В морях твои дороги (Всеволожский) - страница 147

В половине восьмого вспыхнул свет над парадным входом. Ярко осветился подъезд. Раньше всех пришел Зорский и отправился проверять оркестр.

— Рындин, встречать гостей! — приказал Кудряшов.

Несколько офицеров в парадных тужурках, в крахмальных воротничках уже стояли под портретом Нахимова на главной площадке.

Тяжелая дверь внизу то и дело раскрывалась. Некоторые девочки входили робко, предъявляли билеты и в недоумении останавливались, глядя на пушки, якоря и пузатые мины. К ним тотчас же подходил кто-нибудь из воспитанников или офицеров, здоровался, называл свою фамилию и приглашал в гардеробную снять пальто. Другие девочки вбегали веселой и оживленной стайкой, отдавали билеты, с любопытством оглядывали все вокруг и спрашивали, показывая на якоря, мины и пушки:

— А это что? А это?

Сняв пальто, они поднимались по широкому трапу и останавливались перед ярко освещенным портретом. Тут они уже не спрашивали, кто это. Даже девочки знали, что это Нахимов.

Пришла и Нина из Дворца пионеров, я ее познакомил с товарищами.

Фрол спустился в подъезд:

— Она не получила письма, не придет…

— Обязательно придет, — успокоил я друга.

— Правду говоришь?

— А зачем мне врать?

— Дай честное нахимовское.

Тяжелая дверь отворилась, вошла Стэлла и протянула билет.

— Я опоздала? Я торопилась. Но мама решила завить мне волосы.

Она скинула шапочку и черные локоны, сменившие на этот раз всегдашние косы, рассыпались по ее плечам. Стэлла крепко сжала в своем маленьком кулачке пальцы Фрола, затянутые в перчатку.

— А где же Антонина и Хэльми? Не пришли еще?.. Не-ет, разве можно опаздывать? Фрол, какой ты важный в мундире! Не-ет, и белые перчатки!.. Музыка гремит! — воскликнула она весело. — Идемте танцевать! — и она быстро побежала вверх по парадному трапу.

— Вы можете идти, Рындин, — предложил Кудряшов. — Мы теперь сами справимся.

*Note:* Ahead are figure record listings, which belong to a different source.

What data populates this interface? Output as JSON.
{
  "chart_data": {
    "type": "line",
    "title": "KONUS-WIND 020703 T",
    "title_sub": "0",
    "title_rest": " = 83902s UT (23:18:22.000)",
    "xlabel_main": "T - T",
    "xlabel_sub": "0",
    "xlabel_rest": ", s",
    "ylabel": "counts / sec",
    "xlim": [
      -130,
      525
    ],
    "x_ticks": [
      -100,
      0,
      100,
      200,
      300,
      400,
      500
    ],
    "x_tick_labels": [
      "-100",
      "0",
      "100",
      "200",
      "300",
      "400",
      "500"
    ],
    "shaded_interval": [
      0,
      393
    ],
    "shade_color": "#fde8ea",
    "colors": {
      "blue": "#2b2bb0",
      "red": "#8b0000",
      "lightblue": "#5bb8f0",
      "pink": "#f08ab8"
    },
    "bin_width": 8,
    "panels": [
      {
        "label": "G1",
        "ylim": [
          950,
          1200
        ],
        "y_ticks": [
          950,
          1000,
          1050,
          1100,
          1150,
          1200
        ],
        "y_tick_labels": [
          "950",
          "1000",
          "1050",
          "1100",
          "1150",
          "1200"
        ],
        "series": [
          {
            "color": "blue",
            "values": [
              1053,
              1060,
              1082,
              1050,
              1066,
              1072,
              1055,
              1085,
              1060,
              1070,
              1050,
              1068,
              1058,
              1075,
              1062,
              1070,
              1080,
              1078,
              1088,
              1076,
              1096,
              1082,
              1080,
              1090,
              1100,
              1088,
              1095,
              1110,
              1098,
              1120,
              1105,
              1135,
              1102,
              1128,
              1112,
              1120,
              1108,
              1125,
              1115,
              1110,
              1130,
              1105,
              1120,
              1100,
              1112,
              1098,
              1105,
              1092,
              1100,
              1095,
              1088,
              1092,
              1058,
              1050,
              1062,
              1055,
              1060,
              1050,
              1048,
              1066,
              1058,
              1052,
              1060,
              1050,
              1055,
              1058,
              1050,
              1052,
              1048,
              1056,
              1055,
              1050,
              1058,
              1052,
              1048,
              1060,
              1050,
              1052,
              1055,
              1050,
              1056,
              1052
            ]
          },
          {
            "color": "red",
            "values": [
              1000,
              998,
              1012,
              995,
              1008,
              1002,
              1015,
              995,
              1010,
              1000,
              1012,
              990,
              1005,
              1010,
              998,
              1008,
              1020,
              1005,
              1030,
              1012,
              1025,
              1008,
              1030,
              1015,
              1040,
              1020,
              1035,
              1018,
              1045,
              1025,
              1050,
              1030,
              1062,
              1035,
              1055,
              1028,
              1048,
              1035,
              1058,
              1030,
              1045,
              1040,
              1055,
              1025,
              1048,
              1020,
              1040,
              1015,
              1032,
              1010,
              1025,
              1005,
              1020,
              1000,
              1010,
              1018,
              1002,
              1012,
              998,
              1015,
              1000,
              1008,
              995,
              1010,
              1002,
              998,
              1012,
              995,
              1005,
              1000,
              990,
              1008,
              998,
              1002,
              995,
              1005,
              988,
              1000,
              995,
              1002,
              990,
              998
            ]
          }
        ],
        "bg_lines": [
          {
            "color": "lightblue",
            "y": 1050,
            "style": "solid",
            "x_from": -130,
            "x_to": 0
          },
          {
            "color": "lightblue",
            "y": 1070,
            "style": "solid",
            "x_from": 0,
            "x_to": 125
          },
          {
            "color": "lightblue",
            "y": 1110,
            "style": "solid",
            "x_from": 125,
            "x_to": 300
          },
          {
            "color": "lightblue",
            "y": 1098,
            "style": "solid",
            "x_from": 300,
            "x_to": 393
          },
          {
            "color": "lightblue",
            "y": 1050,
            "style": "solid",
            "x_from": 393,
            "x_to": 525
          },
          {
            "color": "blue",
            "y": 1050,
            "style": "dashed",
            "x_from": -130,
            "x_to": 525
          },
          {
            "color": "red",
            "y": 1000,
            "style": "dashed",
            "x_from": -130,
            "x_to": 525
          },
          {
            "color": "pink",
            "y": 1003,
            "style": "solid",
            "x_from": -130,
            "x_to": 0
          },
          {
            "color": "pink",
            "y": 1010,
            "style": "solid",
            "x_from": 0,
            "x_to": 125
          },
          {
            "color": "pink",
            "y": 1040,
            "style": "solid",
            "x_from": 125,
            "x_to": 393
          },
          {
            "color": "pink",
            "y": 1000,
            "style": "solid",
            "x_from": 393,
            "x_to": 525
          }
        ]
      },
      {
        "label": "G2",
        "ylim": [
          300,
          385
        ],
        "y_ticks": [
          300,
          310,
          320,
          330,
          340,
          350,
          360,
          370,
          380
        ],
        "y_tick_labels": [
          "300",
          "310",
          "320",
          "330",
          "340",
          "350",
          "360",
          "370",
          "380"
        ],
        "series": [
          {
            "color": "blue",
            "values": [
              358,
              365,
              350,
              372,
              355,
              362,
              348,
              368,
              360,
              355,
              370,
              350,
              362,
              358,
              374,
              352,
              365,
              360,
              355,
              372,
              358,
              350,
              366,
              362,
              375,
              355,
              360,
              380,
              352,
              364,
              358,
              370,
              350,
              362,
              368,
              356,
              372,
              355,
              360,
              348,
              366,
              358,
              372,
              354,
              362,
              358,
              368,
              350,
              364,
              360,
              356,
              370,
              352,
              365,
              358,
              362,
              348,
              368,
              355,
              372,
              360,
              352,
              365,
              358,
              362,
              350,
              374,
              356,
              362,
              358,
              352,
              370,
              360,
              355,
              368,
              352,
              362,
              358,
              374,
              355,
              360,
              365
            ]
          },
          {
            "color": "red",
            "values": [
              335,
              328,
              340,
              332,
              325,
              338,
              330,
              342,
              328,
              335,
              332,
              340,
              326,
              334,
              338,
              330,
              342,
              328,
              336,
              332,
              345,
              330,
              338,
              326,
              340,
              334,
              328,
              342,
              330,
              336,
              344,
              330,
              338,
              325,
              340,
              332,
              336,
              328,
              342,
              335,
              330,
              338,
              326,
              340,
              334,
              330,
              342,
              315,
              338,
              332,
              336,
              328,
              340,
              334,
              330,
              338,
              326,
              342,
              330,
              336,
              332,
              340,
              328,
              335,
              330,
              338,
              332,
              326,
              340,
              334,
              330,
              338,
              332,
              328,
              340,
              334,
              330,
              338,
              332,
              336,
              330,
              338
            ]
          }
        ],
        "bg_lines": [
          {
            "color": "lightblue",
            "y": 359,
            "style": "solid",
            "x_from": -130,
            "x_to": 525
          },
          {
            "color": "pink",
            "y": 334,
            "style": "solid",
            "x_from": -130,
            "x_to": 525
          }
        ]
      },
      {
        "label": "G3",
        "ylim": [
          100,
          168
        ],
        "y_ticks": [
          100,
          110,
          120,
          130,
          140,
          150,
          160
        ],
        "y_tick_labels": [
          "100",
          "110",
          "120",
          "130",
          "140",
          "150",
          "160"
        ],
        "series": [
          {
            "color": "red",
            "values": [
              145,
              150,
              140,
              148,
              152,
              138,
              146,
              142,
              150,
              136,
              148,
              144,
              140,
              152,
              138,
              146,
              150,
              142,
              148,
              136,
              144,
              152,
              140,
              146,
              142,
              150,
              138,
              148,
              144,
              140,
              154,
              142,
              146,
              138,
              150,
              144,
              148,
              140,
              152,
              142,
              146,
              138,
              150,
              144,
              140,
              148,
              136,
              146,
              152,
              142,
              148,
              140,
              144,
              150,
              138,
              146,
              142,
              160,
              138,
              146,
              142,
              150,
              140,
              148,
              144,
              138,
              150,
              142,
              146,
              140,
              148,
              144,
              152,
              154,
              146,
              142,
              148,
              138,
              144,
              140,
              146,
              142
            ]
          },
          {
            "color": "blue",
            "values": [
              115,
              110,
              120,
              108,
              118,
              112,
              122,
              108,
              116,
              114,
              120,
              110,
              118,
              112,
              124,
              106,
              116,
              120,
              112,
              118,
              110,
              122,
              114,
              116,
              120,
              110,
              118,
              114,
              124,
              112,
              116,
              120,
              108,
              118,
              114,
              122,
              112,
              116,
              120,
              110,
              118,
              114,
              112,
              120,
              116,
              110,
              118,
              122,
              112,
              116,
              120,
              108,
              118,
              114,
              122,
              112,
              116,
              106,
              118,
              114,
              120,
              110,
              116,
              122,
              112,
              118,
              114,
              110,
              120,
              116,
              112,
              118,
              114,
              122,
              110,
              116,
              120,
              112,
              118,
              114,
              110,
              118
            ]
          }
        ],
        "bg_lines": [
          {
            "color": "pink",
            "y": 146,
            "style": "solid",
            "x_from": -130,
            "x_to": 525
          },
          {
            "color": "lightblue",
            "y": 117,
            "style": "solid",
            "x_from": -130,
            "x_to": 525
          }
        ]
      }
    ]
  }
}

Тут в вестибюль вошла Антонина. Я помог ей раздеться и проводил в зал.

— Как дедушка? — спросил я ее.

— О, он совсем веселый! Даже ходит со мной гулять на Куру. Он говорит, что теперь научился видеть ушами, и рассказывает, как плещется в реке рыба.

Хотя танцевальная наука мне давалась нелегко, я не ударил лицом в грязь, а Антонина едва касалась моего плеча рукой, и я заметил, что на этот раз ее тоненькие пальчики не были выпачканы в чернилах. Повсюду горели огни и ослепительно сияли буквы «Н» на погонах мундиров и золотые погоны адмирала и офицеров, сидевших у стен в креслах.

— Как хорошо! — говорила Антонина, раскрасневшись от танцев.

— Мне тоже. Ты хочешь мороженого?

— Да, хочу…

Я прошел через зал к стойке и, стараясь не уронить и не разбить блюдечко, принес мороженое Антонине; скосив глаза, я увидел, что Олег угощает мороженым Хэльми, и она тараторит без умолку, а мороженое в это время тает у нее на тарелке, и Олег стесняется ей сказать, что надо скорее есть мороженое и поменьше болтать, а то оно все растает.